Python, KeyError: "There is no item named '{filename}' in the archive-CodePudding

I am running a code to try to extract the length of each file in a directory. I cannot figure out why I am getting error : KeyError: "There is no item named 'Test1' in the archive"

Code:

from io import BytesIO
from pathlib import Path
from zipfile import ZipFile

import pandas as pd


def process_files(files: list) -> pd.DataFrame:
    file_mapping = {}
    for file in files:
        data_mapping = pd.read_excel(BytesIO(ZipFile(file).read(Path(file).stem)), sheet_name=None)

        row_counts = []
        for sheet in list(data_mapping.keys()):
            row_counts.append(len(data_mapping.get(sheet)))
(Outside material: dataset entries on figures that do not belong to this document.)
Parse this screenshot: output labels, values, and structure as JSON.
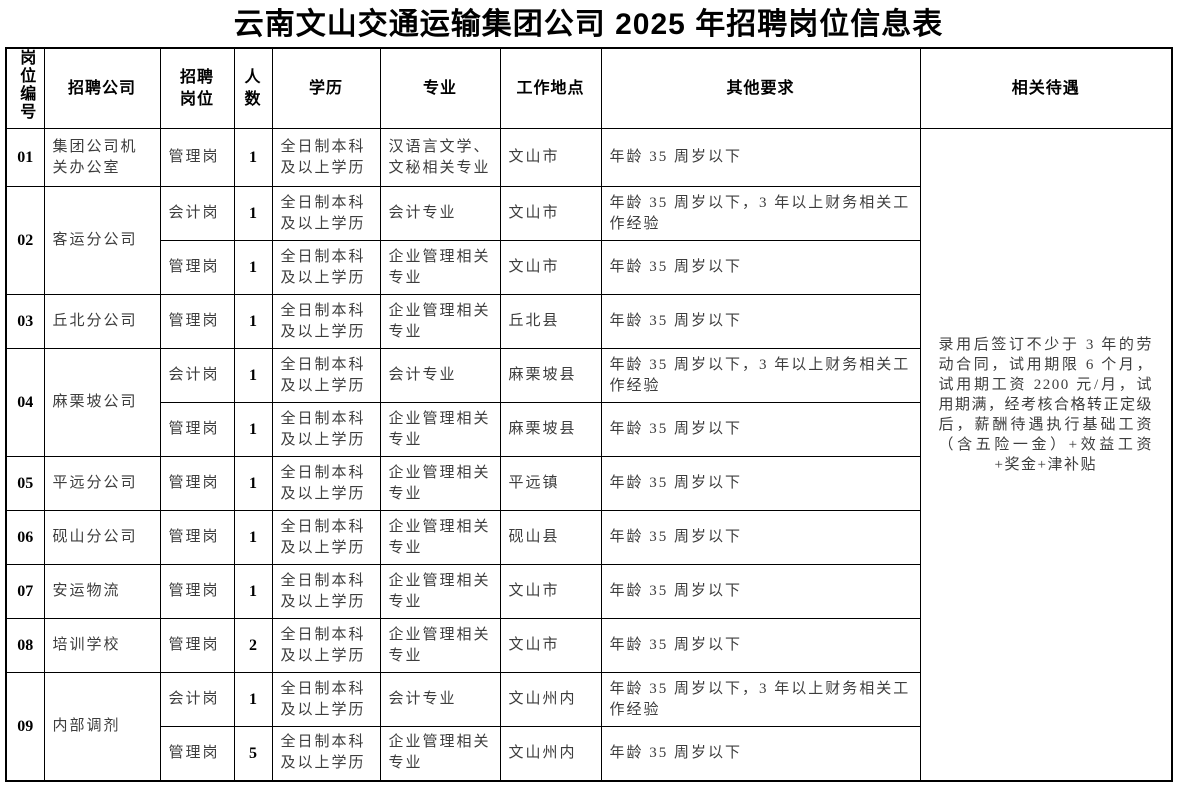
{
  "page": {
    "title": "云南文山交通运输集团公司 2025 年招聘岗位信息表"
  },
  "table": {
    "headers": [
      {
        "label": "岗位编号"
      },
      {
        "label": "招聘公司"
      },
      {
        "label": "招聘岗位",
        "display": "招聘\n岗位"
      },
      {
        "label": "人数",
        "display": "人\n数"
      },
      {
        "label": "学历"
      },
      {
        "label": "专业"
      },
      {
        "label": "工作地点"
      },
      {
        "label": "其他要求"
      },
      {
        "label": "相关待遇"
      }
    ],
    "benefits": "录用后签订不少于 3 年的劳动合同，试用期限 6 个月，试用期工资 2200 元/月，试用期满，经考核合格转正定级后，薪酬待遇执行基础工资（含五险一金）+效益工资+奖金+津补贴",
    "groups": [
      {
        "id": "01",
        "company": "集团公司机关办公室",
        "rows": [
          {
            "post": "管理岗",
            "count": "1",
            "education": "全日制本科及以上学历",
            "major": "汉语言文学、文秘相关专业",
            "location": "文山市",
            "requirements": "年龄 35 周岁以下"
          }
        ]
      },
      {
        "id": "02",
        "company": "客运分公司",
        "rows": [
          {
            "post": "会计岗",
            "count": "1",
            "education": "全日制本科及以上学历",
            "major": "会计专业",
            "location": "文山市",
            "requirements": "年龄 35 周岁以下，3 年以上财务相关工作经验"
          },
          {
            "post": "管理岗",
            "count": "1",
            "education": "全日制本科及以上学历",
            "major": "企业管理相关专业",
            "location": "文山市",
            "requirements": "年龄 35 周岁以下"
          }
        ]
      },
      {
        "id": "03",
        "company": "丘北分公司",
        "rows": [
          {
            "post": "管理岗",
            "count": "1",
            "education": "全日制本科及以上学历",
            "major": "企业管理相关专业",
            "location": "丘北县",
            "requirements": "年龄 35 周岁以下"
          }
        ]
      },
      {
        "id": "04",
        "company": "麻栗坡公司",
        "rows": [
          {
            "post": "会计岗",
            "count": "1",
            "education": "全日制本科及以上学历",
            "major": "会计专业",
            "location": "麻栗坡县",
            "requirements": "年龄 35 周岁以下，3 年以上财务相关工作经验"
          },
          {
            "post": "管理岗",
            "count": "1",
            "education": "全日制本科及以上学历",
            "major": "企业管理相关专业",
            "location": "麻栗坡县",
            "requirements": "年龄 35 周岁以下"
          }
        ]
      },
      {
        "id": "05",
        "company": "平远分公司",
        "rows": [
          {
            "post": "管理岗",
            "count": "1",
            "education": "全日制本科及以上学历",
            "major": "企业管理相关专业",
            "location": "平远镇",
            "requirements": "年龄 35 周岁以下"
          }
        ]
      },
      {
        "id": "06",
        "company": "砚山分公司",
        "rows": [
          {
            "post": "管理岗",
            "count": "1",
            "education": "全日制本科及以上学历",
            "major": "企业管理相关专业",
            "location": "砚山县",
            "requirements": "年龄 35 周岁以下"
          }
        ]
      },
      {
        "id": "07",
        "company": "安运物流",
        "rows": [
          {
            "post": "管理岗",
            "count": "1",
            "education": "全日制本科及以上学历",
            "major": "企业管理相关专业",
            "location": "文山市",
            "requirements": "年龄 35 周岁以下"
          }
        ]
      },
      {
        "id": "08",
        "company": "培训学校",
        "rows": [
          {
            "post": "管理岗",
            "count": "2",
            "education": "全日制本科及以上学历",
            "major": "企业管理相关专业",
            "location": "文山市",
            "requirements": "年龄 35 周岁以下"
          }
        ]
      },
      {
        "id": "09",
        "company": "内部调剂",
        "rows": [
          {
            "post": "会计岗",
            "count": "1",
            "education": "全日制本科及以上学历",
            "major": "会计专业",
            "location": "文山州内",
            "requirements": "年龄 35 周岁以下，3 年以上财务相关工作经验"
          },
          {
            "post": "管理岗",
            "count": "5",
            "education": "全日制本科及以上学历",
            "major": "企业管理相关专业",
            "location": "文山州内",
            "requirements": "年龄 35 周岁以下"
          }
        ]
      }
    ]
  }
}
        file_mapping.update({file: sum(row_counts)})

    frame = pd.DataFrame([file_mapping]).transpose().reset_index()
    frame.columns = ["file_name", "row_counts"]

    return frame




path = r'//Stack/Over/Flow/testfiles/'
zip_files = (str(x) for x in Path(path).glob("*.zip"))
df = process_files(zip_files)
print(df)

my files:

inside test1 zip:

any help would be appreicated.

Edit - How would I apply the code to the zip files in subdirectories like so? So within 2022 - 05 there would be zip files, and within 2022-06 there would be zip files, etc.

CodePudding user response：

For each file in your archive, you call this line:

ZipFile(file).read(Path(file).stem)

This means that within each zipfile given by file, you must have a file within the archive with the same name, but without the extension (i.e., the stem).

So for this to work, you'd need to have a structure like this:

test1.zip
    test1
test2.zip
    test2

Instead, you have the file TestInside1.xls - very different from the filename test1. You have a number of options for constructing valid paths for file names inside the zip archive - for one, you could use ZipFile.namelist.

For example, you could replace this:

data_mapping = pd.read_excel(BytesIO(ZipFile(file).read(Path(file).stem)), sheet_name=None)

with this:

archive = ZipFile(file)

# find file names in the archive which end in `.xls`, `.xlsx`, `.xlsb`, ...
files_in_archive = archive.namelist()
excel_files_in_archive = [
    f for f in files_in_archive if Path(f).suffix[:4] == ".xls"
]
# ensure we only have one file (otherwise, loop or choose one somehow)
assert len(excel_files_in_archive) == 1

# read in data
data_mapping = pd.read_excel(
    BytesIO(archive.read(excel_files_in_archive[0])),
    sheet_name=None,
)